Saturday, April 18, 2009

Lying about Iran: an American tradition

With the Obama administration publicly stating its desire to find a diplomatic solution to Western concerns over Iran's nuclear program, one would think top White House and State Department officials would go to great pains to ensure their statements about Iran comport with the facts. And with Admiral Dennis Blair, the top intelligence official in the U.S., stating Iran has not decided to pursue nuclear weapons and in fact suspended years ago any weapons work it may have engaged, one would think this fact-checking task would be made that much easier. One would think.

The reality? Obama's chief spokesperson and his top foreign policy officials have shown a remarkable lack of concern for the truth, choosing to repeat the Bush administration line about Iran pursuing or developing nuclear weapons despite the fact there is no evidence they are doing so -- and contrary to the view of all 16 U.S. intelligence agencies that Iran suspended any weapons-related work back in 2003.

Just this week, the administration's most prolific liar on Iran, Secretary of State Hillary Clinton, during a joint press conference with the prime minister of Haiti stated:
We will continue to work with our allies to make it clear that Iran cannot continue to pursue nuclear weapons.
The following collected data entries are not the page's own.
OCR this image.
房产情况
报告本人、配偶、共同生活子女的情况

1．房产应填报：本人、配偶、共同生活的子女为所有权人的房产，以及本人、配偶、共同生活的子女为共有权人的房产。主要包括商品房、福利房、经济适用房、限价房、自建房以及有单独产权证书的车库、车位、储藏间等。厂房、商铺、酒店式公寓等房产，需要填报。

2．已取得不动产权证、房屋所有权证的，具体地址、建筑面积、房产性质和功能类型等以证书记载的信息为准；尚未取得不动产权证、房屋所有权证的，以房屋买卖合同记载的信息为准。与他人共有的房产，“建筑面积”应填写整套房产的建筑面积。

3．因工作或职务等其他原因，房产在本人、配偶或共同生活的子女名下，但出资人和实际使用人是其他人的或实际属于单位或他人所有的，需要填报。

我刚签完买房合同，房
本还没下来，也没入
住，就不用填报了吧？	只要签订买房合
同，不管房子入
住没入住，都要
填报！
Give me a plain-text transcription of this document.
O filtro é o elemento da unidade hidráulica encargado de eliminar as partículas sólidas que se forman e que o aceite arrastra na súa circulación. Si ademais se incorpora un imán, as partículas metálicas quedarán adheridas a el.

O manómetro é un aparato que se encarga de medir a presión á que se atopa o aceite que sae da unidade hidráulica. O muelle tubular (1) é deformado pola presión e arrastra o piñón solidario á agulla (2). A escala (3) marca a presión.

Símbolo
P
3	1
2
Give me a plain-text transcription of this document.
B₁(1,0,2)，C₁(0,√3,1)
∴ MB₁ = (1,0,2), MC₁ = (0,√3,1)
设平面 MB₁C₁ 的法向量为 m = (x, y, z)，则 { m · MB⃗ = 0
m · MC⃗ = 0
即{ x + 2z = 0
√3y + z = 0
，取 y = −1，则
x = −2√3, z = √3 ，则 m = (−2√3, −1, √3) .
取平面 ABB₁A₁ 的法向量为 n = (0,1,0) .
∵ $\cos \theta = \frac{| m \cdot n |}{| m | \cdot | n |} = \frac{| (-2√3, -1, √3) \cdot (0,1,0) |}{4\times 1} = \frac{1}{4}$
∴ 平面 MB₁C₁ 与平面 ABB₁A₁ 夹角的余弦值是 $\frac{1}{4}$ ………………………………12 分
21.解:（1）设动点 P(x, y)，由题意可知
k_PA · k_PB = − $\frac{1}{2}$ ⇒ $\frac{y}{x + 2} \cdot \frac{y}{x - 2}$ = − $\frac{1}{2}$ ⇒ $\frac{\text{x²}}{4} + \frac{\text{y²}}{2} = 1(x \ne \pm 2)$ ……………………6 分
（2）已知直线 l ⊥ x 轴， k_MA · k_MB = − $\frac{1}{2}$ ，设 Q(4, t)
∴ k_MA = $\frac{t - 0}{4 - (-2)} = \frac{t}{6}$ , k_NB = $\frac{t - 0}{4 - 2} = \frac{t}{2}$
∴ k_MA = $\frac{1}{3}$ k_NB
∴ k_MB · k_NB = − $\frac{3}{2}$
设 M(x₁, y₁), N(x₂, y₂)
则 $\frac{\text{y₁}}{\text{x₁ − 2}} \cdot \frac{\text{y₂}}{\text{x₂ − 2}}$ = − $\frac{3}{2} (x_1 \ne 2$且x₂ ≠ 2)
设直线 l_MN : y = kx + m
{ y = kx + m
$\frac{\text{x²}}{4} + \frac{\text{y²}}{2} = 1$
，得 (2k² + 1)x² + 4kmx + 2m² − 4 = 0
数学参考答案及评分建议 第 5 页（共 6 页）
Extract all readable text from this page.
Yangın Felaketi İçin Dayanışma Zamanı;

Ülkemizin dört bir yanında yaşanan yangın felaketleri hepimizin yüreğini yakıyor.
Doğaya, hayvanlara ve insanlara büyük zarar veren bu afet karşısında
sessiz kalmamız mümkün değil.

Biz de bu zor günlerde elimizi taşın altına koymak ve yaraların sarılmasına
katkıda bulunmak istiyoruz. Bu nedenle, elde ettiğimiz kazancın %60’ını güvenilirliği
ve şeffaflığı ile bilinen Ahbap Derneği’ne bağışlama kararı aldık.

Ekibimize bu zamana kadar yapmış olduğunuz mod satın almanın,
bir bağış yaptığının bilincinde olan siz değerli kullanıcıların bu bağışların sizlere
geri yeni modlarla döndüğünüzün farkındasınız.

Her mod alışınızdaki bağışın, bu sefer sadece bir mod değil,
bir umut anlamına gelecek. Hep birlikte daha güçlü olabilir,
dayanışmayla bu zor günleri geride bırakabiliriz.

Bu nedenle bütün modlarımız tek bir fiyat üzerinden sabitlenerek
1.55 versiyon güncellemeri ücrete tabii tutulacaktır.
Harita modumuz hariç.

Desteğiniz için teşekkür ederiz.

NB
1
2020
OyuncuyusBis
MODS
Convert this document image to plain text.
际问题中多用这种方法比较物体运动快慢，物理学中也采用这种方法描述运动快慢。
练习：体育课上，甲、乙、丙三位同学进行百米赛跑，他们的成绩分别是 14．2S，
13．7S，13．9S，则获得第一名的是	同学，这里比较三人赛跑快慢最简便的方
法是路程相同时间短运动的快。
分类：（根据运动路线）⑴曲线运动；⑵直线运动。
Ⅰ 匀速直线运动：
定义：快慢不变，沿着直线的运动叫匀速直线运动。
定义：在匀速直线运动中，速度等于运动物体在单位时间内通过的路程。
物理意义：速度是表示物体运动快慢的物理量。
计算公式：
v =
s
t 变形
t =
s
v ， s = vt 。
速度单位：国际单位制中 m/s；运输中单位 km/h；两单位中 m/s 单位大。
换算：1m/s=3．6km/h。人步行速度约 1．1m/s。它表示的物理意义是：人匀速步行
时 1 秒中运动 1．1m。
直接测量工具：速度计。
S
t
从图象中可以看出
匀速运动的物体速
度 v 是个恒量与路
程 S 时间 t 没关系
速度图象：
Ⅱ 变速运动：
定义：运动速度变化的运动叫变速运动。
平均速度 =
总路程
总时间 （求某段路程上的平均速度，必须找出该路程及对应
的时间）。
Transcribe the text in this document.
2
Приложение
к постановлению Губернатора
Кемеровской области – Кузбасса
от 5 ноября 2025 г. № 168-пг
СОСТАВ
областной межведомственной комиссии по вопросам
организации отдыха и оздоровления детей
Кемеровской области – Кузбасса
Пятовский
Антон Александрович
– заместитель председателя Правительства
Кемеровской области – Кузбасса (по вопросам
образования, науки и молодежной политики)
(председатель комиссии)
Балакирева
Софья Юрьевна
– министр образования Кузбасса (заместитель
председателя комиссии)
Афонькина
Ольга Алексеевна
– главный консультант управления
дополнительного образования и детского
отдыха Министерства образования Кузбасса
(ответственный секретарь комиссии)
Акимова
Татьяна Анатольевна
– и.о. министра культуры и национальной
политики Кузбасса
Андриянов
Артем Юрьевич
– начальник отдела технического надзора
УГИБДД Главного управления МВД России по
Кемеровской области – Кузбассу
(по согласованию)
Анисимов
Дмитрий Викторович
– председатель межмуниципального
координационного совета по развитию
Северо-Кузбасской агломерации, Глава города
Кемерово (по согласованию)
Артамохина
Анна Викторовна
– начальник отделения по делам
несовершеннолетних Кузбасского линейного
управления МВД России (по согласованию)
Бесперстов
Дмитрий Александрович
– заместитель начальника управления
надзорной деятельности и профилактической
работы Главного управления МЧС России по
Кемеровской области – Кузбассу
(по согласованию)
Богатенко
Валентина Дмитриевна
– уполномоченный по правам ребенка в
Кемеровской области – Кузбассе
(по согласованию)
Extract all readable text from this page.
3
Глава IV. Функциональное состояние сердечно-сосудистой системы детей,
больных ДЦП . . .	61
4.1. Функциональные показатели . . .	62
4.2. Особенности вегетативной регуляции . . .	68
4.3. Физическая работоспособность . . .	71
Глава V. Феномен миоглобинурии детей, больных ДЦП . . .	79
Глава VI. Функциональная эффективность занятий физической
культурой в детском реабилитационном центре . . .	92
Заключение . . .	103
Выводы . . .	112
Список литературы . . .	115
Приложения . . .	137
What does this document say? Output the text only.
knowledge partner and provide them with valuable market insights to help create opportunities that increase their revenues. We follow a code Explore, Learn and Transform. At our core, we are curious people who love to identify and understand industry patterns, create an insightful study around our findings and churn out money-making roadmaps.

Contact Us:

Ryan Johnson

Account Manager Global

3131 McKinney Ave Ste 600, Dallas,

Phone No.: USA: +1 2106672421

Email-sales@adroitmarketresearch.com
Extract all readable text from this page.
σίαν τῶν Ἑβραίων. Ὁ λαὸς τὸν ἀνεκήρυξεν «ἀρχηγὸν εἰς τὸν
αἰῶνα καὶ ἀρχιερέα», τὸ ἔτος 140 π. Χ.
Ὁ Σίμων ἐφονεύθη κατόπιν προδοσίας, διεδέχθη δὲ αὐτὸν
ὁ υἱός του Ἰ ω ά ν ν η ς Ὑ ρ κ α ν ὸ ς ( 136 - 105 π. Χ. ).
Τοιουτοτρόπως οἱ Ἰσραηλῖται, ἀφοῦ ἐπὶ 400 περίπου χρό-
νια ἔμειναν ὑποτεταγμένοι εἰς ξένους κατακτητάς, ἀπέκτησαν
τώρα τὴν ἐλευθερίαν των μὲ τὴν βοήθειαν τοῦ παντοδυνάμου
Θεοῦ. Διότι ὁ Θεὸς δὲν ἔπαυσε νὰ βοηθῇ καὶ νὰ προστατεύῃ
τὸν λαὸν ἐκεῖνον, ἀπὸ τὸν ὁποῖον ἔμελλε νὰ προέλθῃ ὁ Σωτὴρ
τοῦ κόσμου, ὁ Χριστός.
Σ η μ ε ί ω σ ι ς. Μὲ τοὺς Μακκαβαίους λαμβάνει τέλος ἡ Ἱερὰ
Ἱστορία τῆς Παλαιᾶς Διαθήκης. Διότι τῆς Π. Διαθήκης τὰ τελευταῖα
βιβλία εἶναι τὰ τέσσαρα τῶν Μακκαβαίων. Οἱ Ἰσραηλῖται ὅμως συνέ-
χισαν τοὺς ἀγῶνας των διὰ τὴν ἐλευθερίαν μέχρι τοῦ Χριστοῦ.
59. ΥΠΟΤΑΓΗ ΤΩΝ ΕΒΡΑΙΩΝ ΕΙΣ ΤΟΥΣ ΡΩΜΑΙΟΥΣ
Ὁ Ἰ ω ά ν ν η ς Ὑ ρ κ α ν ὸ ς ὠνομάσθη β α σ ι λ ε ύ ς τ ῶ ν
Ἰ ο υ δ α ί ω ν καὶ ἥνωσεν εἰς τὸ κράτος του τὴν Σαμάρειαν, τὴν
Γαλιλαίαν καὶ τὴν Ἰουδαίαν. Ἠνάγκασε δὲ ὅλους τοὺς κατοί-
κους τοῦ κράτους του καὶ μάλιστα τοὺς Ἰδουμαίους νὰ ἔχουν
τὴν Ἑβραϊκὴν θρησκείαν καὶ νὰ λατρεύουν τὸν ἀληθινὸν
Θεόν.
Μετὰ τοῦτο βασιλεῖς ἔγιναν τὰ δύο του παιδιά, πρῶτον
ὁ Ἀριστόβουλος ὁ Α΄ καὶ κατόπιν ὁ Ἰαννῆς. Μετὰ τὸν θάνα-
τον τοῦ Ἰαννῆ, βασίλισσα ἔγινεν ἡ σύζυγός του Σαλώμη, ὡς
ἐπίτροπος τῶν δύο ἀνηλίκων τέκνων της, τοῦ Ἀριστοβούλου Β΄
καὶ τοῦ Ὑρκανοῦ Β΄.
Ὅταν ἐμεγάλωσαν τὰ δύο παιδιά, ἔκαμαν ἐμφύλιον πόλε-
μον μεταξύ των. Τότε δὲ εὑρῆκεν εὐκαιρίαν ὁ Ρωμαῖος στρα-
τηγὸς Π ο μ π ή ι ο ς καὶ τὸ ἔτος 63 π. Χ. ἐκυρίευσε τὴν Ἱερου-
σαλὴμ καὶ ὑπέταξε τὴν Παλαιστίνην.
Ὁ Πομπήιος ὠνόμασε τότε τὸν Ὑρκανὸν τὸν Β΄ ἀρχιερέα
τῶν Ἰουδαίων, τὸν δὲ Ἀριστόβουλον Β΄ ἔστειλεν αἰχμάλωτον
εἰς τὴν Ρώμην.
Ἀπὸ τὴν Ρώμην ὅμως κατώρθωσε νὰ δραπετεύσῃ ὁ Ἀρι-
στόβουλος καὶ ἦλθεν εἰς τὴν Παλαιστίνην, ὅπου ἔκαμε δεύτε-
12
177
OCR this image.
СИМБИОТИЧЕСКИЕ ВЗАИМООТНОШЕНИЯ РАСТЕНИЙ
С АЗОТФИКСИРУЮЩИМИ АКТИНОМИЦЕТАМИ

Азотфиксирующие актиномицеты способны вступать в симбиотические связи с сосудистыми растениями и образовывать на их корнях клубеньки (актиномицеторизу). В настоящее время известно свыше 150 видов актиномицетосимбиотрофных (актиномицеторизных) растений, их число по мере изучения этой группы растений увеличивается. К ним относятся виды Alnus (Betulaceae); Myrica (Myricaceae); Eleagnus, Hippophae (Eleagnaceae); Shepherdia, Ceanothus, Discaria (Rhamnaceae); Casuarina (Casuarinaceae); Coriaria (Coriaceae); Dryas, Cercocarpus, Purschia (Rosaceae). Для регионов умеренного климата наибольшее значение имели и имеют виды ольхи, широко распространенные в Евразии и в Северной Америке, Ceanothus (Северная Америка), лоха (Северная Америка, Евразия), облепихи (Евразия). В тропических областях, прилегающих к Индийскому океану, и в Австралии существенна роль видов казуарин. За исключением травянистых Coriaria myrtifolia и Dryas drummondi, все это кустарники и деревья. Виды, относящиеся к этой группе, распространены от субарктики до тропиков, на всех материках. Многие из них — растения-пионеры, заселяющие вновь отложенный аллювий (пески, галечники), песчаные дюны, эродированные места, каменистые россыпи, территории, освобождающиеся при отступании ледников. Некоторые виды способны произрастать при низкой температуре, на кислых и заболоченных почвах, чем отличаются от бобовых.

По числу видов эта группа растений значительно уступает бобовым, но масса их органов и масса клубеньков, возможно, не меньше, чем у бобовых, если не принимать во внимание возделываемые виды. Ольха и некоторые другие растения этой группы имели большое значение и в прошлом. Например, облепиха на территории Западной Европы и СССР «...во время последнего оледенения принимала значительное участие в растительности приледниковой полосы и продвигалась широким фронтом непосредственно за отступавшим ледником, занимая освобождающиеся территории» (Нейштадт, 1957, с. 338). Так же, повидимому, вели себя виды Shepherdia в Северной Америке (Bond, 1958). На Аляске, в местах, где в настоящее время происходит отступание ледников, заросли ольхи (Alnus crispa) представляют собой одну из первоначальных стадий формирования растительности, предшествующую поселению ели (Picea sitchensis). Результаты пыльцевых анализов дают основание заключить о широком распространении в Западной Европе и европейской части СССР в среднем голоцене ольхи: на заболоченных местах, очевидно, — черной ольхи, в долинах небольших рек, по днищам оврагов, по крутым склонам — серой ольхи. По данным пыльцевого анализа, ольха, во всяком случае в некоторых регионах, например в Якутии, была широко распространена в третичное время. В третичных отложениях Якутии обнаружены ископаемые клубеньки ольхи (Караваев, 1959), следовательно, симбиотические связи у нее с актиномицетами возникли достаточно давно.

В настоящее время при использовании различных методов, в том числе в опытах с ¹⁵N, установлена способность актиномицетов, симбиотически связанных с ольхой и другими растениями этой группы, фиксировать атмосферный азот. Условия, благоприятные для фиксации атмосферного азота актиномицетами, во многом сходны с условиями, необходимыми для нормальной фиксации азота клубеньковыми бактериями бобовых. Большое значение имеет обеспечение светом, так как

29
We will stand behind the sanctions that have already been implemented, and we will look for new ways to extend collective actions vis-a-vis Iran's nuclear program.
Meanwhile, a day earlier White House spokesman Robert Gibbs discussed the Obama administration's efforts to halt Iran's "pursuit of its illicit nuclear program":
As you all know, Bill Burns went last week to meet with the P-5 plus one, to discuss the next steps involved. There was unity among the participants about the strategy moving forward, and that the goal remains very clear. The goal is, and remains, a suspension of Iran's illicit nuclear weapons program.
Dana Perino couldn't have said it better. Indeed, as Gibbs noted:
The concern remains the same. The goal remains the same. And that is, as I said, the suspension of Iran's illicit nuclear program.
Gibbs might have added that the tactics also largely remain the same: profess a commitment to diplomacy, extend economic sanctions, and lie lie lie.